Home > Back-end >  Thread-safe access to the same variable from different flows (Kotlin)
Thread-safe access to the same variable from different flows (Kotlin)

Time:01-17

Is this code thread safe? Do I need a synchronized block or something like that? source1 and source2 endless Kotlin Flow

viewModelScope.launch {
    var listAll = mutableListOf<String>()
    var list1 = mutableListOf<String>()
    var list2 = mutableListOf<String>()

    launch {
        source1.getNames().collect { list ->
            list1 = list

            listAll = mutableListOf()
            listAll.addAll(list1)
            listAll.addAll(list2)

            //then consume listAll as StateFlow or return another flow with emit(listAll)
        }
    }

    launch {
        source2.getNames().collect { list ->
            list2 = list

            listAll = mutableListOf()
            listAll.addAll(list2)
            listAll.addAll(list1)

            //then consume listAll as StateFlow or return another flow with emit(listAll)
        }
    }
}

CodePudding user response:

This code is not thread safe.

However, it is called from viewModelScope.launch which runs on Dispatchers.Main by default. So your inner launch blocks will be called sequentially. This means that after all you will get the result which is produced by second launch block.

To achieve asynchronous behavior, you want to use viewModelScope.launch(Dispatchers.Default). Your code will probably fire concurrent modification exception in that case.

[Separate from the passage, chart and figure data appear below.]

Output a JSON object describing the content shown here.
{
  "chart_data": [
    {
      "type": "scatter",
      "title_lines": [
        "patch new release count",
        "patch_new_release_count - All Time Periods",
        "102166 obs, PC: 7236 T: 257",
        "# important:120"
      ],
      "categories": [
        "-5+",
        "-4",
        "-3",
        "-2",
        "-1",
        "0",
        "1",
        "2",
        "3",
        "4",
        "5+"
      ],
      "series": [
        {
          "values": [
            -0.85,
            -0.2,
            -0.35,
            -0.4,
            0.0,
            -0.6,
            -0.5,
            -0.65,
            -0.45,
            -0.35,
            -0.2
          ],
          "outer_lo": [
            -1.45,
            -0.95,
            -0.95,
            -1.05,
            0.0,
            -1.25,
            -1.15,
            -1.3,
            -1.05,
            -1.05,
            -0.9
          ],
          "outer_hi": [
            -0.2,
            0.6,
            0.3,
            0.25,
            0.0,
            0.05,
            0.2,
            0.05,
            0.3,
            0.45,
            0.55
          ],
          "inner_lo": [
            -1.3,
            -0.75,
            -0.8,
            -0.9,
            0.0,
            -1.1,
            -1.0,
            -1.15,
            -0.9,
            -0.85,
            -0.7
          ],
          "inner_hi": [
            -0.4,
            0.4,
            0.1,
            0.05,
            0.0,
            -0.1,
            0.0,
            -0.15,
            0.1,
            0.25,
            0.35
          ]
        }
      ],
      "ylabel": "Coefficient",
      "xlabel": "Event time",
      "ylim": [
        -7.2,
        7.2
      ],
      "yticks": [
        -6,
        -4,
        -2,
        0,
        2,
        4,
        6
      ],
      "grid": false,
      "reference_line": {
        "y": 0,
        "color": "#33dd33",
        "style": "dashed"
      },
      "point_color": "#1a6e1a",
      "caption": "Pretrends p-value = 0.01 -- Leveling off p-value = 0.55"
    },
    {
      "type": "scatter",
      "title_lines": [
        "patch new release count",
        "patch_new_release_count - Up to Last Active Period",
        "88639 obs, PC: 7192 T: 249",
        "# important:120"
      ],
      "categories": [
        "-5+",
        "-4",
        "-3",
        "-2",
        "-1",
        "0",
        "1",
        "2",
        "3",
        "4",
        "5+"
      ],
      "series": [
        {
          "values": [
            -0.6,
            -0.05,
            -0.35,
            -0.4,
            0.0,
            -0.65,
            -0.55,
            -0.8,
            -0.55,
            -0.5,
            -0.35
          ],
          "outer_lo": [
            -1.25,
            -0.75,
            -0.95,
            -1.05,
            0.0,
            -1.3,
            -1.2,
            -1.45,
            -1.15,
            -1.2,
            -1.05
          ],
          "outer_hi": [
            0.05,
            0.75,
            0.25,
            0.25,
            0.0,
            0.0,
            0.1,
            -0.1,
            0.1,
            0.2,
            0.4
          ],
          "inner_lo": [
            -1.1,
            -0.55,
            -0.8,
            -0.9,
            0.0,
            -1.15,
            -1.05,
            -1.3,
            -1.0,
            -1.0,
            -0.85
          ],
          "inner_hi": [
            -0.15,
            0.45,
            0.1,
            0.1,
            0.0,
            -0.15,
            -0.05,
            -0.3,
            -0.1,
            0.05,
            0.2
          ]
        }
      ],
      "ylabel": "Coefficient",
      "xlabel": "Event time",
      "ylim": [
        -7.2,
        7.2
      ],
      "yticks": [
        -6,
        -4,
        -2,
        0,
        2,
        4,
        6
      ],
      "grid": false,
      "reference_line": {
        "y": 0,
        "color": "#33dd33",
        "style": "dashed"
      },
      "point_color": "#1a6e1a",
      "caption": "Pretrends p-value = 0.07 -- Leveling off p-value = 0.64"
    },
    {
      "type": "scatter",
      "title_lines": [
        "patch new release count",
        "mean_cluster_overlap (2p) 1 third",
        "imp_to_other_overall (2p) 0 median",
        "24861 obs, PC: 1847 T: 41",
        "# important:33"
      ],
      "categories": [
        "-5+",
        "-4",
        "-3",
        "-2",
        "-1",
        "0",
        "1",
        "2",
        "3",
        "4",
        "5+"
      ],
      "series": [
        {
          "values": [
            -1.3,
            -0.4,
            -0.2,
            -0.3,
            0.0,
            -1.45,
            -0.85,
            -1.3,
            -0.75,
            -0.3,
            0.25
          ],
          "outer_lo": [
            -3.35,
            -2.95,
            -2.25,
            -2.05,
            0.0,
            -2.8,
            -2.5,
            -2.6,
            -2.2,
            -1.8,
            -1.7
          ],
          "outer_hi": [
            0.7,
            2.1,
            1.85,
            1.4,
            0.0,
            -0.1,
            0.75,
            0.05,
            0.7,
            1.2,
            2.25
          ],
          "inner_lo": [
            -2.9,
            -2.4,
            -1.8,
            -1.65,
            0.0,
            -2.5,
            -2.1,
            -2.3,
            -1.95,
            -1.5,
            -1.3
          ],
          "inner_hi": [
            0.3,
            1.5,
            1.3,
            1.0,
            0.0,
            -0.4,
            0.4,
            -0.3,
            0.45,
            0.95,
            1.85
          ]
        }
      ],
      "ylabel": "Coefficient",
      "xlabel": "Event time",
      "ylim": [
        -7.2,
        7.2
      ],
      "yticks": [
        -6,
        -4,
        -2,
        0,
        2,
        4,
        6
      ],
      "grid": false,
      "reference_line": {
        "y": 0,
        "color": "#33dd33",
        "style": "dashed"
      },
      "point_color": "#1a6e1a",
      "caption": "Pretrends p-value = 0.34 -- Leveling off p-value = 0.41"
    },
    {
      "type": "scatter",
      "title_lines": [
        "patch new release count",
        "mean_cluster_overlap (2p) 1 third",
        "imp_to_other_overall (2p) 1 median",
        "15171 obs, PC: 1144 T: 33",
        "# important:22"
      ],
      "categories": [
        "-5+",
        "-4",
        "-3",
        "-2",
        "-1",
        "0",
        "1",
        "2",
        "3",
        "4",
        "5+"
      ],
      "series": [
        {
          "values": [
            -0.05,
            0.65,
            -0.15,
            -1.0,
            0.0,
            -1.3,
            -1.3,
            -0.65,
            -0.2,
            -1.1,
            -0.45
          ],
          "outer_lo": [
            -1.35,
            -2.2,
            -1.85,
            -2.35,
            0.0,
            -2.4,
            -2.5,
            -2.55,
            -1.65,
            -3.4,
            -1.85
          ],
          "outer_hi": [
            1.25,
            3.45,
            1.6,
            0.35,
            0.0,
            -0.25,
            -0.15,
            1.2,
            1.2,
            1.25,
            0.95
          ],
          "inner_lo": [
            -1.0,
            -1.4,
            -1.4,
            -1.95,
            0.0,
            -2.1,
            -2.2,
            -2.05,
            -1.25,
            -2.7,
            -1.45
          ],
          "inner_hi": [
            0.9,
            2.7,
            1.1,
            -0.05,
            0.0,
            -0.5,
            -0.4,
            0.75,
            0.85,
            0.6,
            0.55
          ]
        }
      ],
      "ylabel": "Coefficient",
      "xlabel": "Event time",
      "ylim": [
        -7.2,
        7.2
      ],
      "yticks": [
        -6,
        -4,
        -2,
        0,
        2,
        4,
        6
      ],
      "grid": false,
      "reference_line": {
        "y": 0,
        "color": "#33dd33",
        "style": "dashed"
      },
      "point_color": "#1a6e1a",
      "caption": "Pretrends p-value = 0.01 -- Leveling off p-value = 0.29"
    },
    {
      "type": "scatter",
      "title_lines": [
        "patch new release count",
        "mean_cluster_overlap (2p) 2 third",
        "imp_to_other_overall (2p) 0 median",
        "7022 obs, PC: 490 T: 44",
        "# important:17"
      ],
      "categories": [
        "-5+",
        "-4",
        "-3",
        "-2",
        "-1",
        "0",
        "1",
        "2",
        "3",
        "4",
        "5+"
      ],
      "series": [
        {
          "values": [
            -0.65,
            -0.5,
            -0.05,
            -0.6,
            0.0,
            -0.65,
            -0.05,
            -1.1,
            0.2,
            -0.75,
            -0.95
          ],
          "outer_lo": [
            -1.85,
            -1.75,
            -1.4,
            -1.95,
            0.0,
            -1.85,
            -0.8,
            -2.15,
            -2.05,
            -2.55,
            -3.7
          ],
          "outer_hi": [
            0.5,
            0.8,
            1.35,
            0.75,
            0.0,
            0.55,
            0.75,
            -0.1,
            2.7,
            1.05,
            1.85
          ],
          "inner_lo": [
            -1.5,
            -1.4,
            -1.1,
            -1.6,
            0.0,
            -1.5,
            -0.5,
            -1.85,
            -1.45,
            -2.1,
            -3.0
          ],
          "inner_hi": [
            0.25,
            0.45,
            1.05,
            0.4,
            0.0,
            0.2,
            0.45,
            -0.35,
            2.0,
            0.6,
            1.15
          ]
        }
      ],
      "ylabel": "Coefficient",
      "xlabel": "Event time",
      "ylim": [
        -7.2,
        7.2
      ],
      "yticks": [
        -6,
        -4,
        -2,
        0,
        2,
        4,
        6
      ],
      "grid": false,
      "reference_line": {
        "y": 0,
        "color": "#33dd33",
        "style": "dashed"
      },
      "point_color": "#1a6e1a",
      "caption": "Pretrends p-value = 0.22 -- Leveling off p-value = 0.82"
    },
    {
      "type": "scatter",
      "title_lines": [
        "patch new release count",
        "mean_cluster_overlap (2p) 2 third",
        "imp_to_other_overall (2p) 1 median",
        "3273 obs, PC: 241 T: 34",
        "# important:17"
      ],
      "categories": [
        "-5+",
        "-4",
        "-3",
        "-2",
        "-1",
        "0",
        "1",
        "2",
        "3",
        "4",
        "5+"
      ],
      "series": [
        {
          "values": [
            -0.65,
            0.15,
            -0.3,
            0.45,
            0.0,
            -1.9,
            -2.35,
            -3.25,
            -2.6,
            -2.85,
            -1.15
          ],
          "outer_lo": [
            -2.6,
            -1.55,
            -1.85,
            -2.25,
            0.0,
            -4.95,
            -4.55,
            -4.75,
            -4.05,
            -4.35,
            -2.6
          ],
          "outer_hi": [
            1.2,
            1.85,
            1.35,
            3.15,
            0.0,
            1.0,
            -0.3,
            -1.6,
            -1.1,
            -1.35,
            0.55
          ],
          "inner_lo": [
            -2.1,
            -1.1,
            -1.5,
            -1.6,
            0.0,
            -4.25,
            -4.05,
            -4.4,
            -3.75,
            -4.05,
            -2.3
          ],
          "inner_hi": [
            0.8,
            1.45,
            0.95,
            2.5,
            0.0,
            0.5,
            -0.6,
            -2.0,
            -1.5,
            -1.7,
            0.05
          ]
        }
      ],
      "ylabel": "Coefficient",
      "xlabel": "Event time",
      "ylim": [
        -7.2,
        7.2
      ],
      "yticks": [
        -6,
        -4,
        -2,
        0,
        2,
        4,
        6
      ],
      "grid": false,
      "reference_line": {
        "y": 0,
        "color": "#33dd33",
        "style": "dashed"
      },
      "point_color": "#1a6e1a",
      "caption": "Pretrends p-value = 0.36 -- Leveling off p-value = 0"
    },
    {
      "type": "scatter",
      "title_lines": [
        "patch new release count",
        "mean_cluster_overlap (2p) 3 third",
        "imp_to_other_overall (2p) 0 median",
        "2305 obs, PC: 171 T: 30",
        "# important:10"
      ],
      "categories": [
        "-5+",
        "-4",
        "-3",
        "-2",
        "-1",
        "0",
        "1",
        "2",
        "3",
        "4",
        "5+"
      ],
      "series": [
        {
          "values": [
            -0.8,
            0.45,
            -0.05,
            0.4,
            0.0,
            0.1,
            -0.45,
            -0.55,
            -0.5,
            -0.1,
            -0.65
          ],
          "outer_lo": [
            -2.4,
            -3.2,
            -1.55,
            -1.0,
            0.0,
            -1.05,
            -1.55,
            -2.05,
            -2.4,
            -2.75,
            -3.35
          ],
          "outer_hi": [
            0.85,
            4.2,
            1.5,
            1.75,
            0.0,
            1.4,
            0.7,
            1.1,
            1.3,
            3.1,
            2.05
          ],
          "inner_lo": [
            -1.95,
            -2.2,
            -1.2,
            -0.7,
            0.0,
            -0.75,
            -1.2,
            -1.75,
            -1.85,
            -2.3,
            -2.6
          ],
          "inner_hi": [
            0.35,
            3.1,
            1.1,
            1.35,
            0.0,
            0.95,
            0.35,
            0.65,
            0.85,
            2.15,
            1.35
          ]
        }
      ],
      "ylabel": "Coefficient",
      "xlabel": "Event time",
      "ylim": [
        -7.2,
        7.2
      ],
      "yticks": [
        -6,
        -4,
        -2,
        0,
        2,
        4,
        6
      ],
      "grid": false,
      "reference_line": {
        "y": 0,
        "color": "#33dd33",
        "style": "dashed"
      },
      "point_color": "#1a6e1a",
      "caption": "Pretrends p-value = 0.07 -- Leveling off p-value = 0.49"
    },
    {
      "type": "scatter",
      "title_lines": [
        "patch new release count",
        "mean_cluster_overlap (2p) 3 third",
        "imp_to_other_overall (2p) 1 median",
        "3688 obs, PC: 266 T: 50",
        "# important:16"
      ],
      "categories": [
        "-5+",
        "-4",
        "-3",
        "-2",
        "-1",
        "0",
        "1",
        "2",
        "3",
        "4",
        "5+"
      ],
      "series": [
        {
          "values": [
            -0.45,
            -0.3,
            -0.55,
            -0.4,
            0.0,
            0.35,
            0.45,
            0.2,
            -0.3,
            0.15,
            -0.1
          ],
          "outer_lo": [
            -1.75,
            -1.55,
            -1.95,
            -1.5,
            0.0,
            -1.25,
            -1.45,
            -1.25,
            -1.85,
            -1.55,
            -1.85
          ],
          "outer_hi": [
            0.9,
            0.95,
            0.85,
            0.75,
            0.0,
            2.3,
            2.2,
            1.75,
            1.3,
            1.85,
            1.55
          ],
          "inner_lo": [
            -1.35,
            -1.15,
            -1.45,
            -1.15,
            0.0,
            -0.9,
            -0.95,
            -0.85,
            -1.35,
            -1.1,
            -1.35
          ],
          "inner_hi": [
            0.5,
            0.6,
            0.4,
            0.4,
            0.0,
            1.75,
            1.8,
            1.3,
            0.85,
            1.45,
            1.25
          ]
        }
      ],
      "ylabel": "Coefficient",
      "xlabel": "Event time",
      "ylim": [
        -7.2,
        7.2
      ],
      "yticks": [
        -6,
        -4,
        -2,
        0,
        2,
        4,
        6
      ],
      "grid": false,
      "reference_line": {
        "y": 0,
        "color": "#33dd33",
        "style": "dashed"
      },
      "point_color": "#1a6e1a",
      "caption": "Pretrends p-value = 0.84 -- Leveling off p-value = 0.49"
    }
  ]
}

To synchronize it, you may want to use Java's Collections.synchronizedList which blocks the list while one thread is performing operations with it, so the other thread are not able to perform modifications.

Or perform synchronizing manually using Mutex.

 val mutex = Mutex()  

 viewModelScope.launch(Dispatchers.Default) {       

     launch {
         mutex.withLock {
             ... // Your code 
         }    
     }

     launch {
         mutex.withLock {
             ... // Your code 
         }    
     }
 }

Read official Kotlin guide to shared mutable state

After all, I am struggling to imagine real life example in which you will actually use that code. You probably don't need asynchronous behavior, you will be fine without using two launch blocks. Or you should rethink your design to avoid need of manual synchronization of two coroutines.